1.2 Hingegen hat der Beschwerdeführer innert 30 Tagen ans Obergericht
rekurriert. Es fragt sich daher, ob dieses verpflichtet gewesen wäre, den
Rekurs dem Bundesgericht zur Behandlung als staatsrechtliche Beschwerde zu
überweisen und ob die Beschwerdefrist von Art. 89 Abs. 1 OG durch die
irrtümliche Eingabe an die falsche Instanz gewahrt gewesen wäre.

Dies kann indessen offen bleiben. Der Beschwerdeführer behauptet selber, er
könne nicht als Strafanzeigeerstatter betrachtet werden: Unter diesen
Umständen fehlt ihm von vornherein jedes Rechtsschutzinteresse im Sinne von
Art. 88 OG, die Einstellung des Strafverfahrens mit staatsrechtlicher
Beschwerde anzufechten. Ob ihm als Strafanzeigeerstatter Kosten auferlegt
werden, ist offen: Darüber wird das Bezirksgericht Winterthur erst noch zu
befinden haben. Kosten auferlegt wurden ihm dagegen für das
bezirksgerichtliche Verfahren, da er dabei unterlegen ist. Er legt nicht in
einer den gesetzlichen Anforderungen von Art. 90 Abs. 1 lit. b OG genügenden
Weise (BGE 127 I 38 E. 3c; 125 I 492 E. 1b; 122 I 70 E. 1c) dar, inwiefern
diese dem Unterliegerprinzip entsprechende Kostenauflage verfassungswidrig
sein könnte. Selbst wenn das Obergericht den "Rekurs" dem Bundesgericht zur
Behandlung als staatsrechtliche Beschwerde hätte überweisen müssen, wäre
darauf - in der Sache mangels rechtlich geschütztem Interesse im Sinne von
Art. 88 OG, im Kostenpunkt mangels einer den gesetzlichen Anforderungen
entsprechenden Begründung - nicht einzutreten gewesen.

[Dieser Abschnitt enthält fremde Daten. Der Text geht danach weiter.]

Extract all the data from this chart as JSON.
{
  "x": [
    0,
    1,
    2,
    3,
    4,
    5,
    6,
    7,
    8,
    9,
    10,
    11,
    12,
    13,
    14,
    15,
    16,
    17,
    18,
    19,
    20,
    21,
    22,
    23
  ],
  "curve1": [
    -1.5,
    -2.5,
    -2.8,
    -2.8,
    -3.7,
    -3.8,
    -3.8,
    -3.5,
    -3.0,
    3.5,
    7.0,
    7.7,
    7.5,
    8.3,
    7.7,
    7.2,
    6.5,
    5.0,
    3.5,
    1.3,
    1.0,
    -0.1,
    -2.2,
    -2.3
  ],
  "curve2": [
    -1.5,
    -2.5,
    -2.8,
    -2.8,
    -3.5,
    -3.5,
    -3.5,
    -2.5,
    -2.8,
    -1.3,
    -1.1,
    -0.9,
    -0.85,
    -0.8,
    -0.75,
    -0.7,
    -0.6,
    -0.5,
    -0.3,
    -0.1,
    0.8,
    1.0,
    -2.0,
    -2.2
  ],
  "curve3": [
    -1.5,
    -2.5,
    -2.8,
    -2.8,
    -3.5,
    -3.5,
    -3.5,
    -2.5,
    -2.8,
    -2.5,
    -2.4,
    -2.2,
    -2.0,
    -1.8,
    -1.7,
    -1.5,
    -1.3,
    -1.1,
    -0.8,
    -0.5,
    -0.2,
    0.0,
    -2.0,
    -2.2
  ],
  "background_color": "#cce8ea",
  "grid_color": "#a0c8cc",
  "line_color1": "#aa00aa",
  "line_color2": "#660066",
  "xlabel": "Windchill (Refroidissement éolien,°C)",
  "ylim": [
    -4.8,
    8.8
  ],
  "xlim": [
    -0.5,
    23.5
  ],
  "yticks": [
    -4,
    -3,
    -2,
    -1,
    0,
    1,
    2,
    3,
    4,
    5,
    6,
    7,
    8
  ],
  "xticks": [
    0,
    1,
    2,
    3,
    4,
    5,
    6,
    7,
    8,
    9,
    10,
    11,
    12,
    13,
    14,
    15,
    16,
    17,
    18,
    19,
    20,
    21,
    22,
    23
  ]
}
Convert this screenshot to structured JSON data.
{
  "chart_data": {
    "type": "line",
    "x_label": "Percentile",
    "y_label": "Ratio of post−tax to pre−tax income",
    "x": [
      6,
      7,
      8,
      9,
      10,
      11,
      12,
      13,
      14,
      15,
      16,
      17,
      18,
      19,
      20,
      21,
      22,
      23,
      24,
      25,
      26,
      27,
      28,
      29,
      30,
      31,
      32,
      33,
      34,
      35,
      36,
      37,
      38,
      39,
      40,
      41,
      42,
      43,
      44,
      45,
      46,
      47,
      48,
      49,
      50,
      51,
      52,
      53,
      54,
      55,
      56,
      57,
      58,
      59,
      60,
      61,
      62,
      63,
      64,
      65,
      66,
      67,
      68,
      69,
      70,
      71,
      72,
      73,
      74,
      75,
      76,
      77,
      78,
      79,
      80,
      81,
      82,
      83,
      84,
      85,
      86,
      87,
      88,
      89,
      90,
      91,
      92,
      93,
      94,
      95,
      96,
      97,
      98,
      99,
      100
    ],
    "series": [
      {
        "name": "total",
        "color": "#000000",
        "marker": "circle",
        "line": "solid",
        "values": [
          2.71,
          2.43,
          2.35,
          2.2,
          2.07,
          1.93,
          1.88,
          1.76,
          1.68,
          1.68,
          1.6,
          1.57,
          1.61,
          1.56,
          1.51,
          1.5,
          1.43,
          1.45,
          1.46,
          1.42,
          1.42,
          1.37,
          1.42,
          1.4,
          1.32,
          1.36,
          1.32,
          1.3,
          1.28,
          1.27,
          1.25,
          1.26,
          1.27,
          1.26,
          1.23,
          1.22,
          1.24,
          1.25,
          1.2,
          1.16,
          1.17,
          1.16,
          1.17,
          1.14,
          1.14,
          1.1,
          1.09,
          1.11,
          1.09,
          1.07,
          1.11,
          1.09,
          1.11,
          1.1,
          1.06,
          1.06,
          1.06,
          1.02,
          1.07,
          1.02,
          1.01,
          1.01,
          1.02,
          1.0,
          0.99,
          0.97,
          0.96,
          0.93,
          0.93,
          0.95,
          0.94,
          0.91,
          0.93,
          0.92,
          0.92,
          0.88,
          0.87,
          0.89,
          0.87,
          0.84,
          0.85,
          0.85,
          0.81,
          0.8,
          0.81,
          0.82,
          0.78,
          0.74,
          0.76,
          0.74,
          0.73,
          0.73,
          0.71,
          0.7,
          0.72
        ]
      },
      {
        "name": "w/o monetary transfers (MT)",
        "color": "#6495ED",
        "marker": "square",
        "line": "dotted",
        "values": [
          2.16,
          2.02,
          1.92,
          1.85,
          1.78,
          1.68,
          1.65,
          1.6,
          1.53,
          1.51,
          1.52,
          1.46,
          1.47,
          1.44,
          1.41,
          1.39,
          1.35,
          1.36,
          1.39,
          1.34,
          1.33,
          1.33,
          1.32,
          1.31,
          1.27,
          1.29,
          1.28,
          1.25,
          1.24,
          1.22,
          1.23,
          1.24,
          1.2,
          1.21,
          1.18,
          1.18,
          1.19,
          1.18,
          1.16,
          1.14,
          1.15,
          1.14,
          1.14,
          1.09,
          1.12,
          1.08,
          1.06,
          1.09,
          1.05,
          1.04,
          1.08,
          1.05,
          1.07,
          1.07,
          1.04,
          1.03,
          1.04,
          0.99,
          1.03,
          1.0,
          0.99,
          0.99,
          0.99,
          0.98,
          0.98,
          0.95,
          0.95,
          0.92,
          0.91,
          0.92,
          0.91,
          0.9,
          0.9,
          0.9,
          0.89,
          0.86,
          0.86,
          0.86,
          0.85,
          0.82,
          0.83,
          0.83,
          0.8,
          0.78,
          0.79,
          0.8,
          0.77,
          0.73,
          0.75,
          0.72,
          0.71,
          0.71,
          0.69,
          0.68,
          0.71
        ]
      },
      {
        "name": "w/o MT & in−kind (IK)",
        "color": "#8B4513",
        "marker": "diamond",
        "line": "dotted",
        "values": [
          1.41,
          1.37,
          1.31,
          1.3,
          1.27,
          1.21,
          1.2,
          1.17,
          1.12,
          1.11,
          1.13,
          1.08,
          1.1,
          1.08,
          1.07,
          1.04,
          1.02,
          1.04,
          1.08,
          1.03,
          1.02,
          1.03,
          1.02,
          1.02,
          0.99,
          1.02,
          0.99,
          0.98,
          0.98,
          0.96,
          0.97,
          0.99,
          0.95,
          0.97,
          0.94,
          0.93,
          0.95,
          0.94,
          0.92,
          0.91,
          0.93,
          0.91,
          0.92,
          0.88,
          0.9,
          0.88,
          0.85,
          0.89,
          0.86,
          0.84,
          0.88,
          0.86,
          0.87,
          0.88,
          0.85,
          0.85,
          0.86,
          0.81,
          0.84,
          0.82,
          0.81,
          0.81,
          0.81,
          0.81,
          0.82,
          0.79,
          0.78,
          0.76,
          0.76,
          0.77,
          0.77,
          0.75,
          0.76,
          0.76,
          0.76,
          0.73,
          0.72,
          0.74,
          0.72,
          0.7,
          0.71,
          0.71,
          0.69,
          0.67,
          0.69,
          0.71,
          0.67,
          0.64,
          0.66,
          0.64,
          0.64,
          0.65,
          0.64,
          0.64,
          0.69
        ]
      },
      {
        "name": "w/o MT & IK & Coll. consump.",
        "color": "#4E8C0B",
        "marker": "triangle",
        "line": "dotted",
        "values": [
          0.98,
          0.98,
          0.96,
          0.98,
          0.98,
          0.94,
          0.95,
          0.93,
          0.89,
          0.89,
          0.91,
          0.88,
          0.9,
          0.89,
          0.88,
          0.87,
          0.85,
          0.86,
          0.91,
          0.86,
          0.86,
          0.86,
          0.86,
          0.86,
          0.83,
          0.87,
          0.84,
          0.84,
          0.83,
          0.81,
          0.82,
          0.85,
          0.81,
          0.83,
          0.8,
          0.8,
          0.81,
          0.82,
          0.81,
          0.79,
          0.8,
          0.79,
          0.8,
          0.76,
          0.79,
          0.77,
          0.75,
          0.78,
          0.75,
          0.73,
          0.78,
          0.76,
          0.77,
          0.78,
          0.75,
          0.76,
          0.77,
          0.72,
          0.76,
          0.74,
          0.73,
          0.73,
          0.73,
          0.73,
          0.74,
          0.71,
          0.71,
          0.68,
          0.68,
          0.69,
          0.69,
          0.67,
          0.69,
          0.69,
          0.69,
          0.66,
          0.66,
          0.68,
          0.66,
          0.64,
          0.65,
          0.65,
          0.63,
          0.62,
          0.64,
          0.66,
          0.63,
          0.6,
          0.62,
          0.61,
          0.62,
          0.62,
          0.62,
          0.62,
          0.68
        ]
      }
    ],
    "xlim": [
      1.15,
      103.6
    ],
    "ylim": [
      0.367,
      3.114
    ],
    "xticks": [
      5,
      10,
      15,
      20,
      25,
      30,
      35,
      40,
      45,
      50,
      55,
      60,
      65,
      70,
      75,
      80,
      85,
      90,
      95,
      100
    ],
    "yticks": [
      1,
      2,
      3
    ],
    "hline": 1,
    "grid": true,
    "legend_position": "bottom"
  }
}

1.3 Der Beschwerdeführer macht nicht geltend, dass das Obergericht im
angefochtenen Entscheid auf seinen Rekurs hätte eintreten müssen, sondern
einzig, dass es die Kosten nicht ihm, sondern dem Kanton Zürich hätte
auferlegen müssen. Diesen Antrag begründet er indessen nicht bzw. jedenfalls
nicht in einer den gesetzlichen Anforderungen genügenden Weise, weshalb
darauf nicht einzutreten ist.

2.
Das Gesuch um Wiederherstellung der Frist ist somit abzuweisen, und auf die
Beschwerde ist nicht einzutreten. Bei diesem Ausgang des Verfahrens trägt der
Beschwerdeführer die Kosten (Art. 156 OG). Er hat zwar ein Gesuch um
unentgeltliche Rechtspflege gestellt, welches indessen abzuweisen ist, da die
Beschwerde aussichtslos war (Art. 152 OG).

Demnach erkennt das Bundesgericht

im Verfahren nach Art. 36a OG:

1.
Das Gesuch um Wiederherstellung der Frist zur Anfechtung der Verfügung des
Bezirksgerichts Winterthur vom 11. April 2005 wird abgewiesen.

2.
Auf die staatsrechtliche Beschwerde wird nicht eingetreten.

3.
3.1 Das Gesuch um unentgeltliche Rechtspflege wird abgewiesen.

3.2 Die Gerichtsgebühr von Fr. 1'000.-- wird dem Beschwerdeführer auferlegt.

4.
Dieses Urteil wird dem Beschwerdeführer und dem Obergericht des Kantons
Zürich, III. Strafkammer, schriftlich mitgeteilt.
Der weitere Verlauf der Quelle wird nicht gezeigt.